Le défi de la correction d’erreurs

Tout d’abord, même si des chercheurs ont déjà réussi à opérer des calculs avec des systèmes composés de quelques bits quantiques, les véritables ordinateurs quantiques composés de centaines ou de milliers de bits quantiques n’existent pas encore. Une des faiblesses majeures de ces ordinateurs est leur sensibilité extrême aux imperfections de conceptions ou de traitement de l’information. «Afin de combattre ces imperfections, un ordinateur quantique fait de la correction d’erreur environ 99 % du temps de calcul», ajoute David Poulin. Actuellement les plus robustes, les ordinateurs quantiques topologiques seraient théoriquement fonctionnels à condition que ces erreurs demeurent sous un seuil d’environ 1 %. Malheureusement, jusqu’à présent les scientifiques ne savaient pas comment lire les données stockés dans ces ordinateurs. «Notre algorithme règle le problème de la lecture de l’information dans un ordinateur quantique qui emmagasine les données dans des degrés de liberté topologique», assure David Poulin.

L’ordinateur quantique topologique en papier...

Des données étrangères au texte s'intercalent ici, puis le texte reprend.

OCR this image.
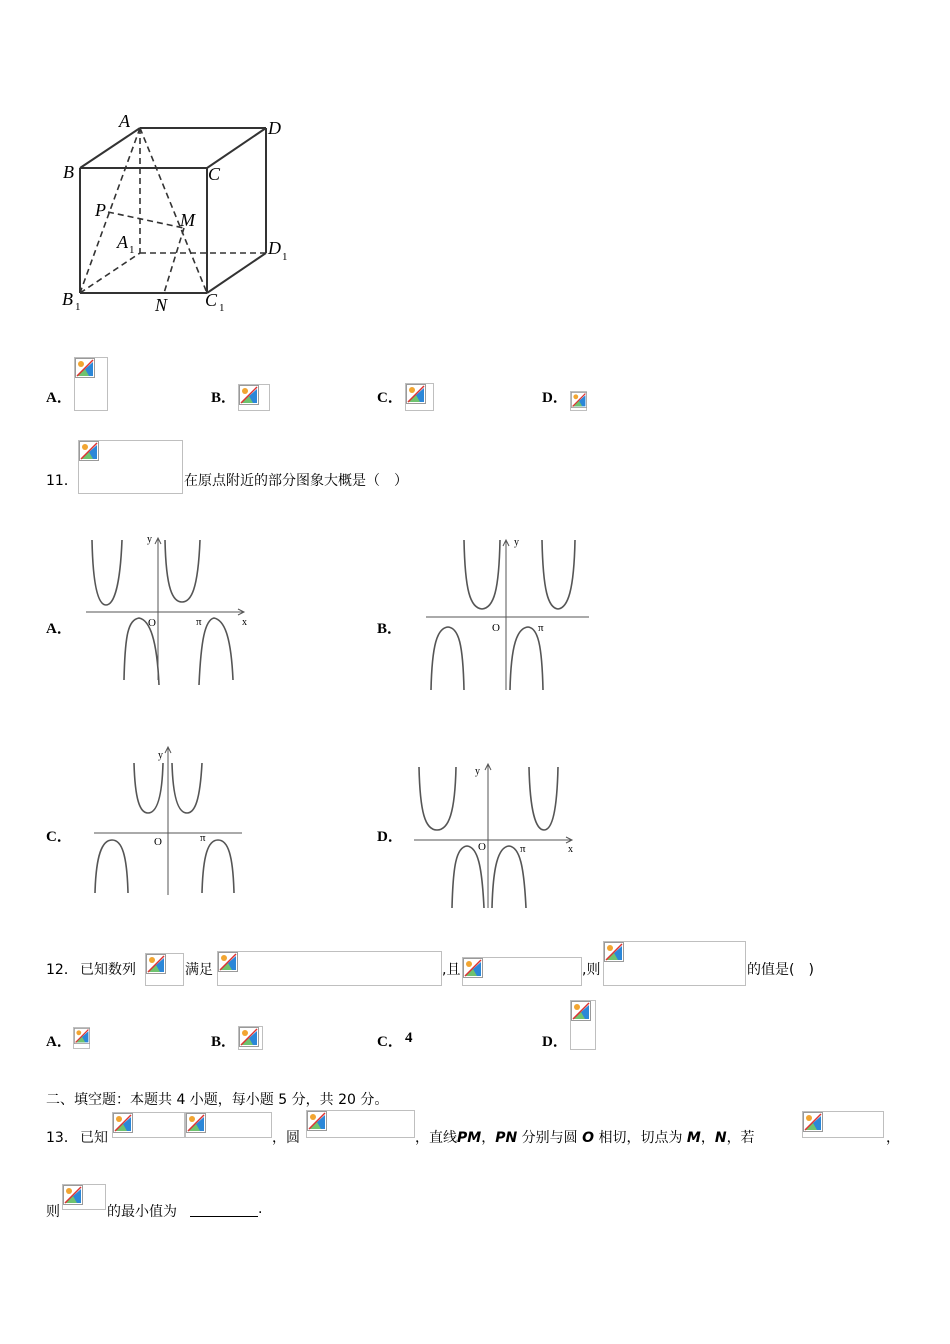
A	D
B	C
P	M
A	D
B	N C
1
1
1	1
A．	B．	C．	D．
11．	在原点附近的部分图象大概是（　）
A．	B．
C．	D．
y
x
O	π
y
O	π
y
O	π
y
x
O	π
12． 已知数列	满足	,且	,则	的值是(　)
A．	B．	C． 4	D．
二、填空题：本题共 4 小题，每小题 5 分，共 20 分。
13． 已知	，圆	，直线PM，PN 分别与圆 O 相切，切点为 M，N，若	，
则	的最小值为	.
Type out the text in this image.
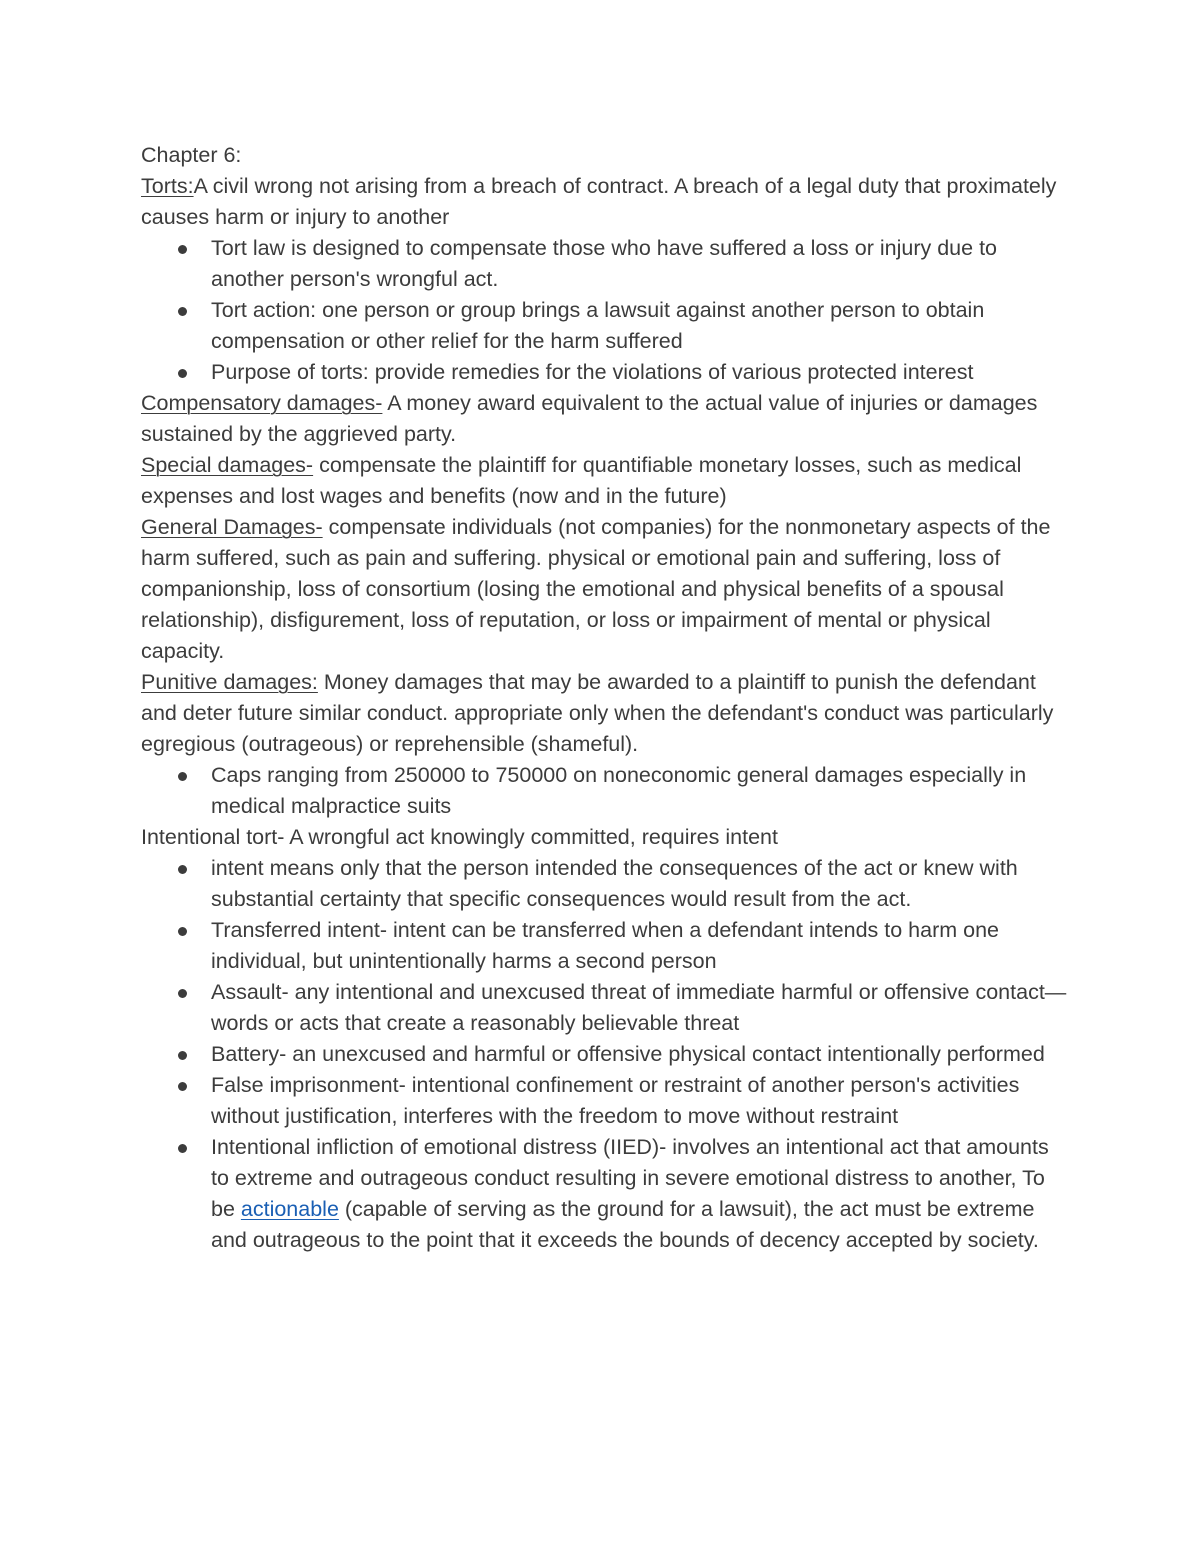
Chapter 6:

Torts:A civil wrong not arising from a breach of contract. A breach of a legal duty that proximately causes harm or injury to another

Tort law is designed to compensate those who have suffered a loss or injury due to another person's wrongful act.
Tort action: one person or group brings a lawsuit against another person to obtain compensation or other relief for the harm suffered
Purpose of torts: provide remedies for the violations of various protected interest

Compensatory damages- A money award equivalent to the actual value of injuries or damages sustained by the aggrieved party.

Special damages- compensate the plaintiff for quantifiable monetary losses, such as medical expenses and lost wages and benefits (now and in the future)

General Damages- compensate individuals (not companies) for the nonmonetary aspects of the harm suffered, such as pain and suffering. physical or emotional pain and suffering, loss of companionship, loss of consortium (losing the emotional and physical benefits of a spousal relationship), disfigurement, loss of reputation, or loss or impairment of mental or physical capacity.

Punitive damages: Money damages that may be awarded to a plaintiff to punish the defendant and deter future similar conduct. appropriate only when the defendant's conduct was particularly egregious (outrageous) or reprehensible (shameful).

Caps ranging from 250000 to 750000 on noneconomic general damages especially in medical malpractice suits

Intentional tort- A wrongful act knowingly committed, requires intent

intent means only that the person intended the consequences of the act or knew with substantial certainty that specific consequences would result from the act.
Transferred intent- intent can be transferred when a defendant intends to harm one individual, but unintentionally harms a second person
Assault- any intentional and unexcused threat of immediate harmful or offensive contact—words or acts that create a reasonably believable threat
Battery- an unexcused and harmful or offensive physical contact intentionally performed
False imprisonment- intentional confinement or restraint of another person's activities without justification, interferes with the freedom to move without restraint
Intentional infliction of emotional distress (IIED)- involves an intentional act that amounts to extreme and outrageous conduct resulting in severe emotional distress to another, To be actionable (capable of serving as the ground for a lawsuit), the act must be extreme and outrageous to the point that it exceeds the bounds of decency accepted by society.
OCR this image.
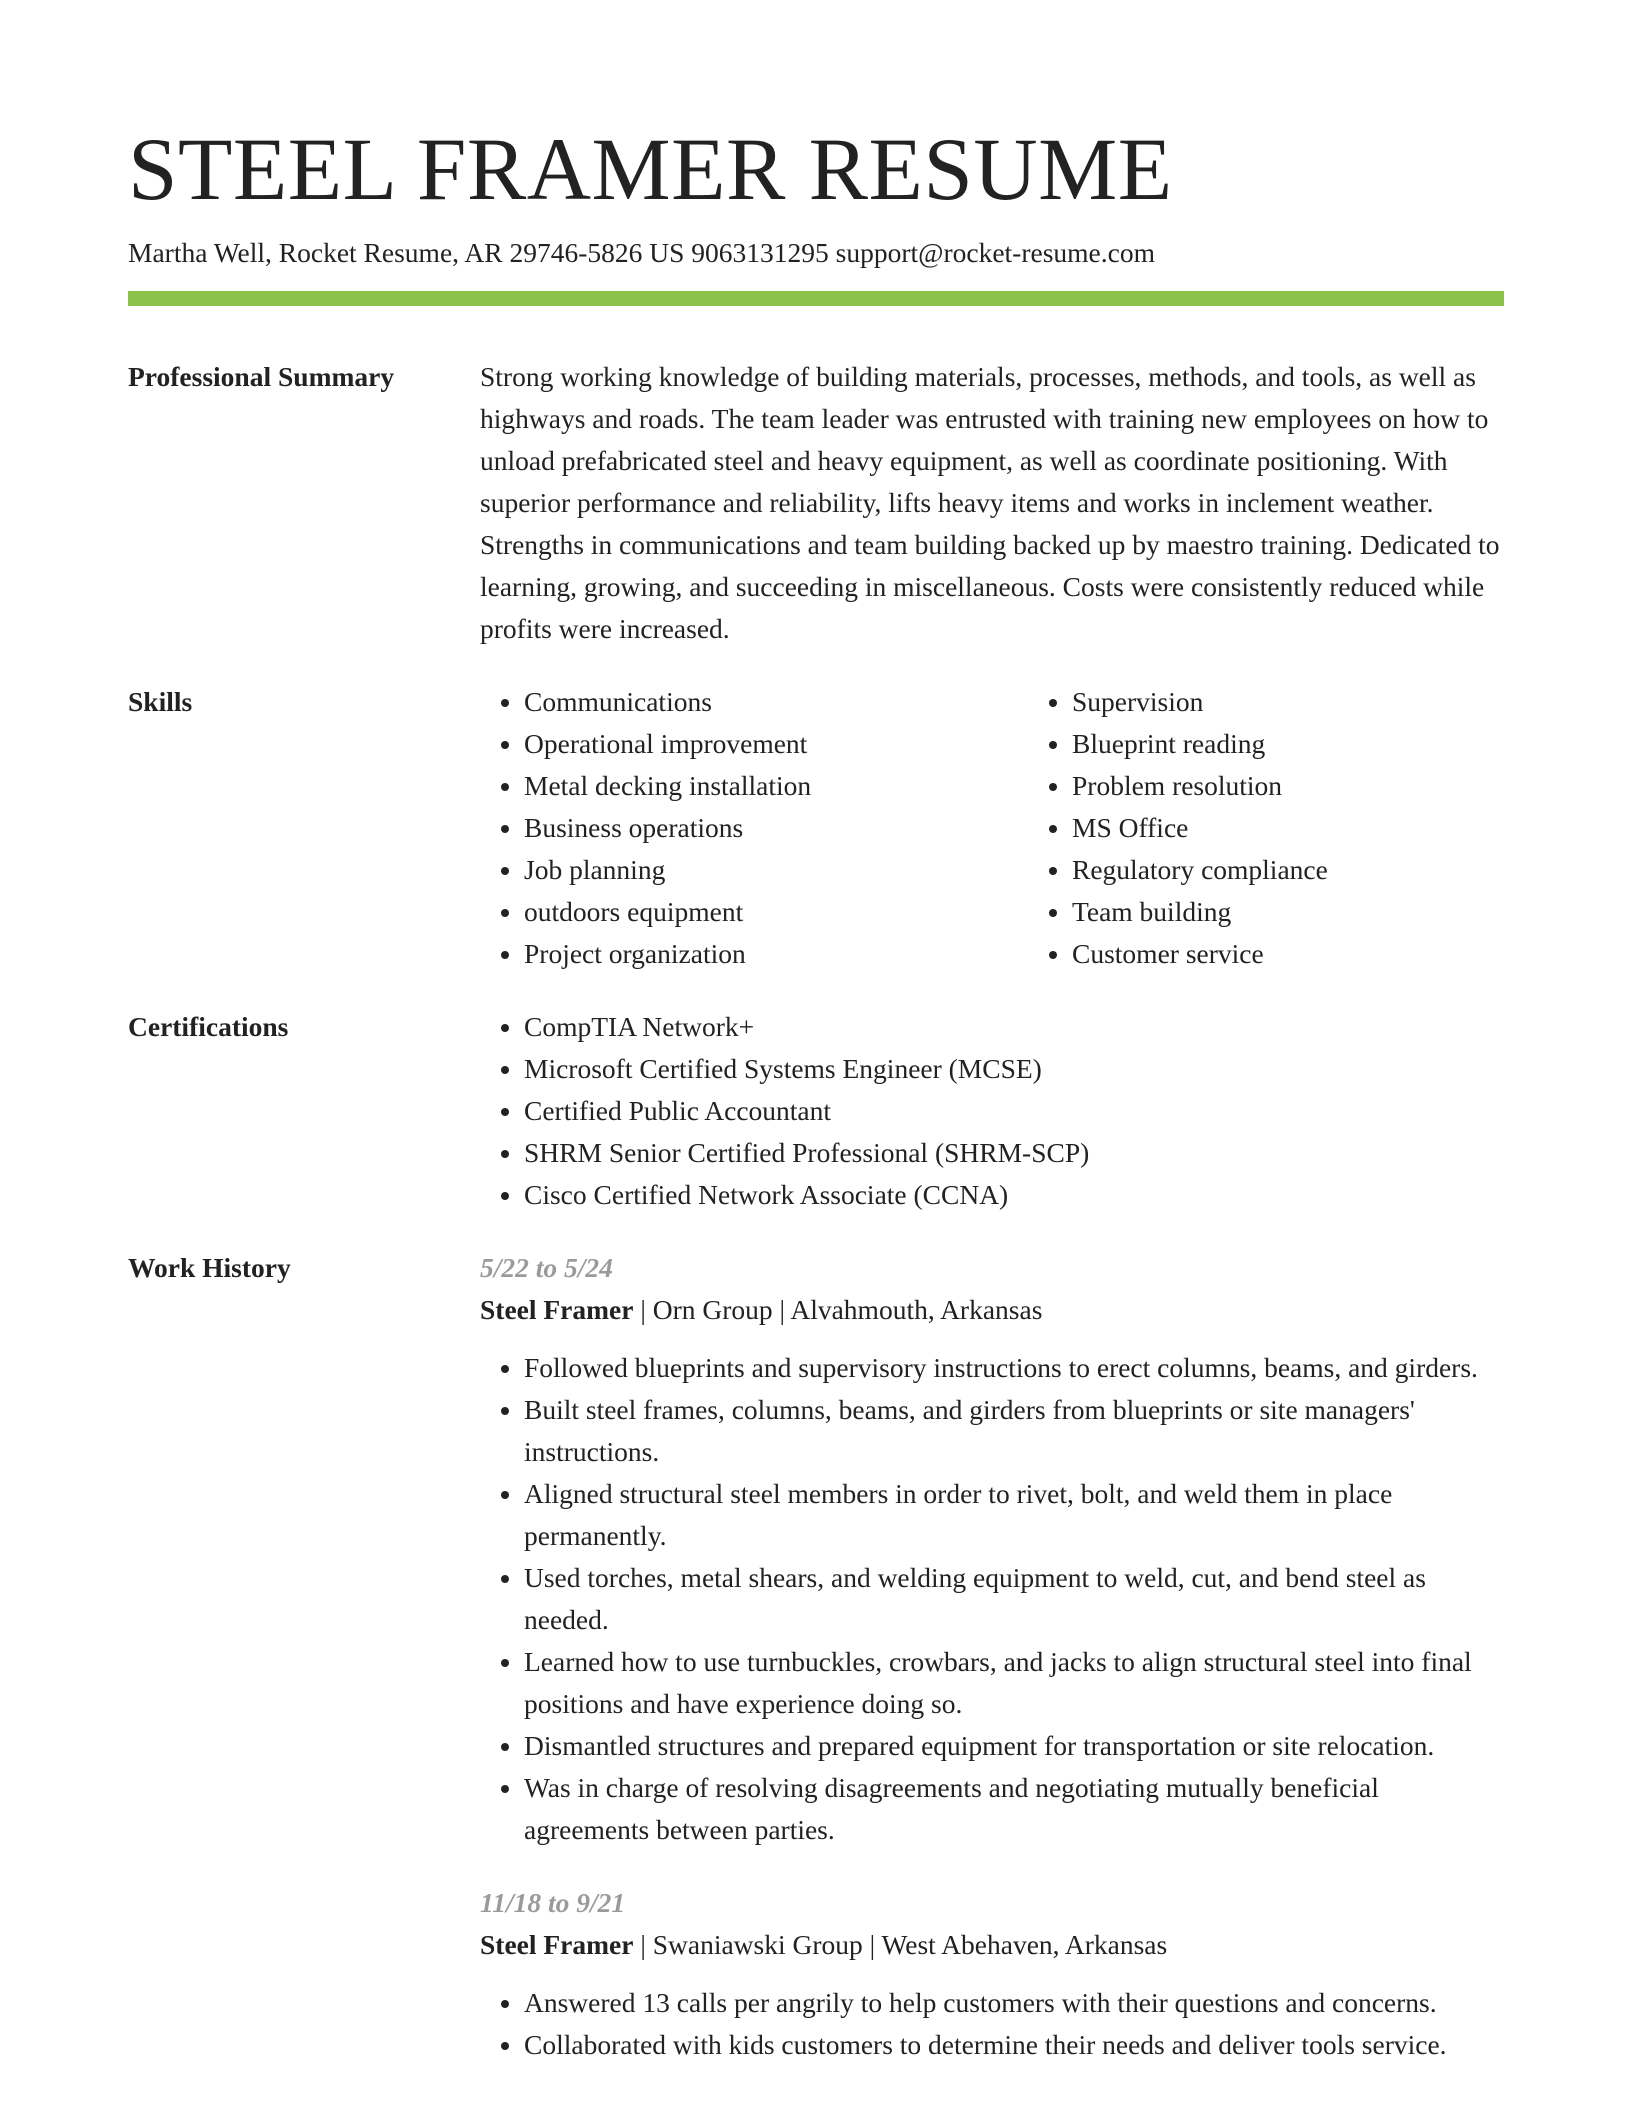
STEEL FRAMER RESUME
Martha Well, Rocket Resume, AR 29746-5826 US 9063131295 support@rocket-resume.com
Professional Summary	Strong working knowledge of building materials, processes, methods, and tools, as well as highways and roads. The team leader was entrusted with training new employees on how to unload prefabricated steel and heavy equipment, as well as coordinate positioning. With superior performance and reliability, lifts heavy items and works in inclement weather. Strengths in communications and team building backed up by maestro training. Dedicated to learning, growing, and succeeding in miscellaneous. Costs were consistently reduced while profits were increased.

Skills	• Communications
• Operational improvement
• Metal decking installation
• Business operations
• Job planning
• outdoors equipment
• Project organization
• Supervision
• Blueprint reading
• Problem resolution
• MS Office
• Regulatory compliance
• Team building
• Customer service
Certifications	• CompTIA Network+
• Microsoft Certified Systems Engineer (MCSE)
• Certified Public Accountant
• SHRM Senior Certified Professional (SHRM-SCP)
• Cisco Certified Network Associate (CCNA)
Work History	5/22 to 5/24
Steel Framer | Orn Group | Alvahmouth, Arkansas
• Followed blueprints and supervisory instructions to erect columns, beams, and girders.
• Built steel frames, columns, beams, and girders from blueprints or site managers' instructions.
• Aligned structural steel members in order to rivet, bolt, and weld them in place permanently.
• Used torches, metal shears, and welding equipment to weld, cut, and bend steel as needed.
• Learned how to use turnbuckles, crowbars, and jacks to align structural steel into final positions and have experience doing so.
• Dismantled structures and prepared equipment for transportation or site relocation.
• Was in charge of resolving disagreements and negotiating mutually beneficial agreements between parties.
11/18 to 9/21
Steel Framer | Swaniawski Group | West Abehaven, Arkansas
• Answered 13 calls per angrily to help customers with their questions and concerns.
• Collaborated with kids customers to determine their needs and deliver tools service.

Le calcul topologique est indépendant des technologies qui seront choisies pour bâtir les futurs ordinateurs quantiques. Il s’apparente grossièrement à une couche logicielle primaire d’un ordinateur. Pour comprendre simplement la robustesse de l’information emmagasinée par ce type de calcul, le chercheur déchire une bande de papier qu’il place sur son bureau. La bande aplatie représente le zéro d’un bit informatique alors qu’en rapprochant légèrement ses extrémités, elle forme un pont qui représente le un. Malheureusement, les imperfections générées par les systèmes électroniques, appelées le bruit, se traduisent par des modifications incontrôlées de l’état des bits. Dans cette représentation, le bruit se traduit par une série d’ondulations de la bande de papier. Elle ne forme alors plus un pont unique ou une bande parfaitement aplatie. Une mesure à un moment et à un endroit précis ne permet donc pas de savoir si la forme est aplatie ou non et donc que l’information stockée dans ce bit quantique en papier est zéro ou un. Pour déjouer les effets du bruit sur l’information, les scientifiques ont alors eu l’idée d’encoder les bits différemment par une caractéristique topologique des systèmes. Le zéro du bit quantique en papier peut être représenté par une boucle fermée en accolant simplement les deux extrémités de la bande. Le un est représenté par une boucle fermée dont l’une des extrémités aurait été tournée de 180 degrés avant de l’accoler à l’autre extrémité. On s’aperçoit en la parcourant du doigt que cette forme, appelée ruban de Moebius, n’a qu’une face alors que la première boucle en a deux. L’information topologique obtenue, soit une ou deux faces, a l’avantage d’être insensible aux ondulations locales de la forme.

Des méthodes physiques adaptées à l’informatique

Le défi des physiciens de l’UdeS a été de trouver comment extraire rapidement certaines caractéristiques topologiques du système à partir de mesures sur un petit nombre de bits. «Il a fallu mettre au point un algorithme pour déduire une structure globale à partir d’informations locales. Pour y parvenir, nous avons adapté des méthodes non conventionnelles empruntées à la physique, les groupes de renormalisation, pour faire de la correction d’erreur en informatique quantique, explique le professeur Poulin. Même si beaucoup de travail reste à faire dans ce domaine, la preuve de principe de notre méthode est maintenant faite», conclut le chercheur. Cette nouvelle méthode permet d’attaquer maintenant plusieurs autres problèmes : augmenter le seuil de tolérance aux erreurs; refaire des simulations réalistes avec des milliers de bits quantiques; faire de nouvelles simulations avec de nouveaux codes correcteurs d’erreurs. Toutefois, David Poulin concède que les champs de recherche à explorer avant d’arriver un jour à un ordinateur quantique fonctionnel sont si nombreux que pour l’instant, il choisit de se contenter de preuves de principe. Cette méthode de travail lui permet d’attaquer plusieurs problèmes fondamentaux. Lorsque les connaissances seront suffisamment avancées dans plusieurs domaines de l’informatique quantique, les spécialistes pourront alors raffiner les méthodes comme celle que vient de découvrir l’équipe de Sherbrooke.